Slovenian Prime Minister Janez Jansa looks to have lost his reelection bid to a green-liberal opposition party led by Robert Golob, according to partial results.
https://www.dw.com-Robert Golob is the leader of newly founded Freedom Movement (GS) party
A small liberal party headed by political newcomer Robert Golob surged ahead of Slovenia’s three-time Prime Minister Janez Jansa’s conservatives in elections on Sunday, partial results showed.
With more than half the votes counted, Golob’s Freedom Movement (GS) stood at almost 33% of the vote compared to 25% for Jansa’s Slovenian Democratic Party.
Observers have said neither party is likely to receive enough votes to rule outright, making a coalition government highly probable.

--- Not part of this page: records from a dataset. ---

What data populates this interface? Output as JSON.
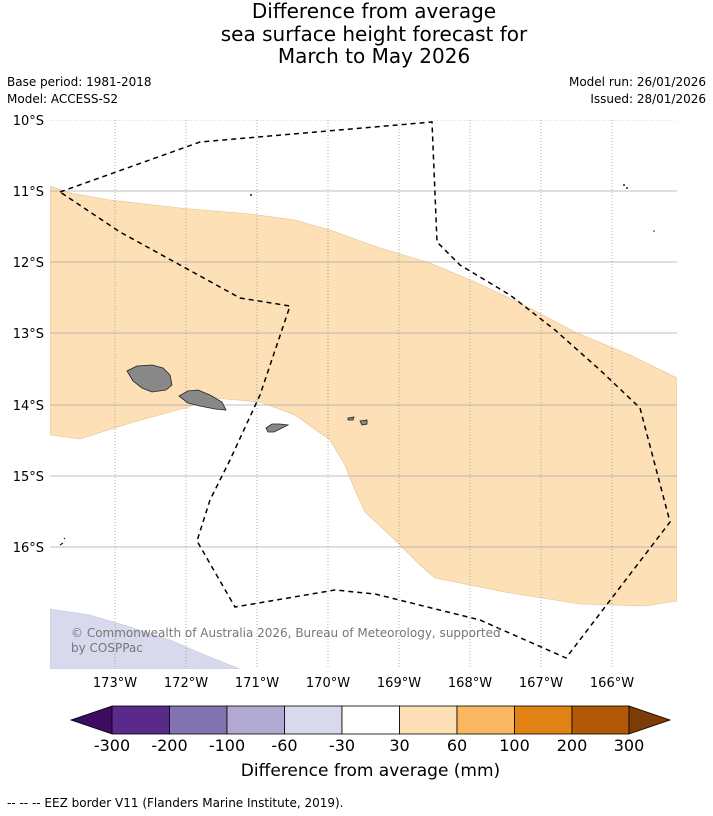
{
  "title": {
    "line1": "Difference from average",
    "line2": "sea surface height forecast for",
    "line3": "March to May 2026"
  },
  "meta": {
    "base_period": "Base period: 1981-2018",
    "model": "Model: ACCESS-S2",
    "model_run": "Model run: 26/01/2026",
    "issued": "Issued: 28/01/2026"
  },
  "map": {
    "lat_labels": [
      "10°S",
      "11°S",
      "12°S",
      "13°S",
      "14°S",
      "15°S",
      "16°S"
    ],
    "lon_labels": [
      "173°W",
      "172°W",
      "171°W",
      "170°W",
      "169°W",
      "168°W",
      "167°W",
      "166°W"
    ],
    "copyright": "© Commonwealth of Australia 2026, Bureau of Meteorology, supported by COSPPac",
    "colors": {
      "land": "#888888",
      "band_30_60": "#fde0b6",
      "band_m60_m30": "#d8d9ec"
    }
  },
  "colorbar": {
    "title": "Difference from average (mm)",
    "labels": [
      "-300",
      "-200",
      "-100",
      "-60",
      "-30",
      "30",
      "60",
      "100",
      "200",
      "300"
    ],
    "colors": [
      "#3f0a62",
      "#5a2a8a",
      "#8273b0",
      "#b1a9d2",
      "#d8d9ec",
      "#ffffff",
      "#fde0b6",
      "#fbb660",
      "#e08214",
      "#b35806",
      "#7f3b08"
    ]
  },
  "footer": "--  --  -- EEZ border V11 (Flanders Marine Institute, 2019)."
}
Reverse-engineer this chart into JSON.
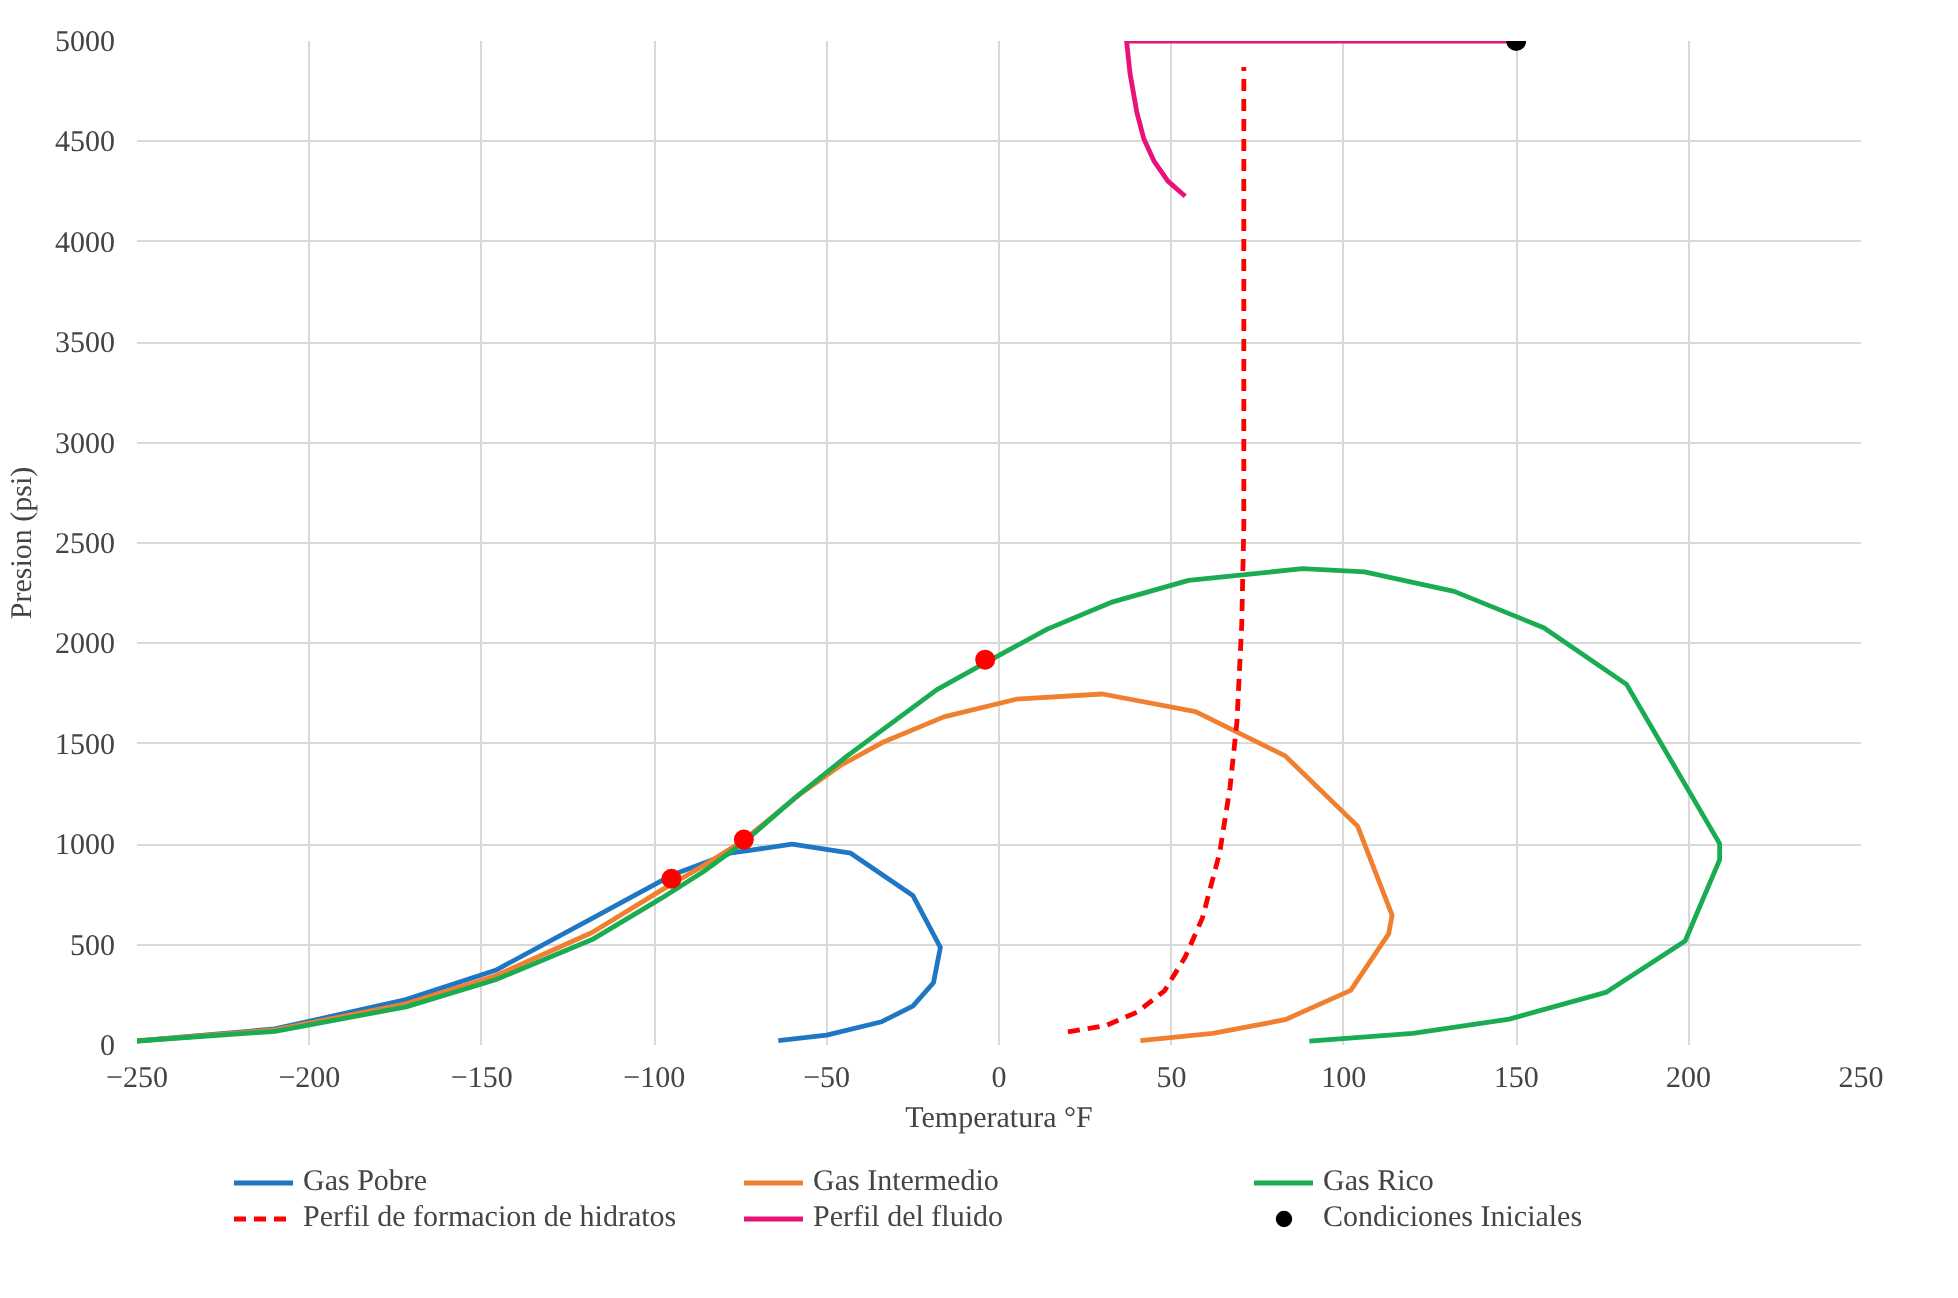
{
  "chart_data": {
    "type": "line",
    "xlabel": "Temperatura °F",
    "ylabel": "Presion (psi)",
    "xlim": [
      -250,
      250
    ],
    "ylim": [
      0,
      5000
    ],
    "xticks": [
      -250,
      -200,
      -150,
      -100,
      -50,
      0,
      50,
      100,
      150,
      200,
      250
    ],
    "yticks": [
      0,
      500,
      1000,
      1500,
      2000,
      2500,
      3000,
      3500,
      4000,
      4500,
      5000
    ],
    "grid": true,
    "legend": "bottom",
    "series": [
      {
        "name": "Gas Pobre",
        "color": "#1f77c4",
        "line_style": "solid",
        "x": [
          -250,
          -210,
          -172,
          -146,
          -118,
          -95,
          -78,
          -60,
          -43,
          -25,
          -17,
          -19,
          -25,
          -34,
          -50,
          -64
        ],
        "values": [
          20,
          80,
          226,
          372,
          631,
          845,
          955,
          1000,
          955,
          745,
          486,
          310,
          194,
          116,
          49,
          22
        ]
      },
      {
        "name": "Gas Intermedio",
        "color": "#f08030",
        "line_style": "solid",
        "x": [
          -250,
          -210,
          -172,
          -146,
          -118,
          -98,
          -86,
          -74,
          -58,
          -46,
          -34,
          -16,
          5,
          30,
          57,
          83,
          104,
          114,
          113,
          102,
          83,
          62,
          41
        ],
        "values": [
          20,
          75,
          205,
          345,
          560,
          770,
          890,
          1020,
          1246,
          1392,
          1505,
          1634,
          1722,
          1748,
          1660,
          1440,
          1090,
          647,
          553,
          272,
          126,
          58,
          22
        ]
      },
      {
        "name": "Gas Rico",
        "color": "#1aac50",
        "line_style": "solid",
        "x": [
          -250,
          -210,
          -172,
          -146,
          -118,
          -98,
          -86,
          -74,
          -59,
          -44,
          -18,
          -4,
          14,
          33,
          55,
          88,
          106,
          132,
          158,
          182,
          209,
          209,
          199,
          176,
          148,
          120,
          90
        ],
        "values": [
          20,
          68,
          190,
          325,
          525,
          730,
          860,
          1010,
          1233,
          1440,
          1770,
          1903,
          2071,
          2207,
          2314,
          2372,
          2356,
          2259,
          2078,
          1796,
          1003,
          922,
          518,
          262,
          129,
          58,
          19
        ]
      },
      {
        "color": "#ff0000",
        "type": "scatter",
        "marker": "circle",
        "x": [
          -95,
          -74,
          -4
        ],
        "values": [
          828,
          1023,
          1919
        ]
      },
      {
        "name": "Perfil de formacion de hidratos",
        "color": "#ff0000",
        "line_style": "dashed",
        "x": [
          20,
          31,
          40,
          48,
          54,
          59,
          64,
          67,
          69,
          70.4,
          71,
          71,
          71
        ],
        "values": [
          65,
          97,
          163,
          270,
          438,
          633,
          957,
          1282,
          1607,
          2094,
          2581,
          3500,
          4870
        ]
      },
      {
        "name": "Perfil del fluido",
        "color": "#e8127a",
        "line_style": "solid",
        "x": [
          150,
          37,
          38,
          40,
          42,
          45,
          49,
          54
        ],
        "values": [
          5000,
          5000,
          4838,
          4643,
          4513,
          4400,
          4302,
          4227
        ]
      },
      {
        "name": "Condiciones Iniciales",
        "color": "#000000",
        "type": "scatter",
        "marker": "circle",
        "x": [
          150
        ],
        "values": [
          5000
        ]
      }
    ]
  }
}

Some 1.7 million people from a population of 2.1 million were eligible to vote in the 90-member legislature.
Ahead of Sunday’s election, polls showed that Jansa, who has come under fire from Brussels over moves perceived as undermining the rule of law, was likely to face a stiff fight to stay in power,
On Friday, GS polled at 27% compared to 24% for Jansa’s Slovenian Democratic Party.
In 2004, Slovenia became the first ex-Yugoslav state to join the European Union.
Who were the main contenders?
Although an array of parties took part in Sunday’s vote, the result was always set to be a tight race between Jansa’s and Golob’s camps.
Jansa, 63, is an ally of nationalist Hungarian Prime Minister Viktor Orban and a fan of former US President Donald Trump.
He already served as prime minister between 2004 and 2008, and between 2012 and 2013.
A corruption scandal forced him out of office just a year into his second term. He took power for a third term in 2020 after the previous liberal premier, Marjan Sarec, resigned, saying his minority government could not push through legislation.
Jansa has faced anti-government protests since taking office, with tens of thousands accusing him of authoritarianism. He has also come into conflict with Brussels over his moves to suspend funding to the national news agency for more than a year and delays in appointing prosecutors to the bloc’s new anti-graft body.
However, he has recently distanced himself from Orban, who is also at loggerheads with the EU over rule-of-law concerns, by adopting a tough stance toward Russia over its invasion of Ukraine.
Golob, 55, is a political newcomer who was formerly the chief of a major power company.
He and his GS party have the backing of several center-left opposition parties, giving him a greater chance than Jansa of forming a ruling coalition.
The GS party has advocated a green energy transition and sustainable development, as opposed to Jansa’s promises of stability and nationalist slogans such as “We build Slovenia.”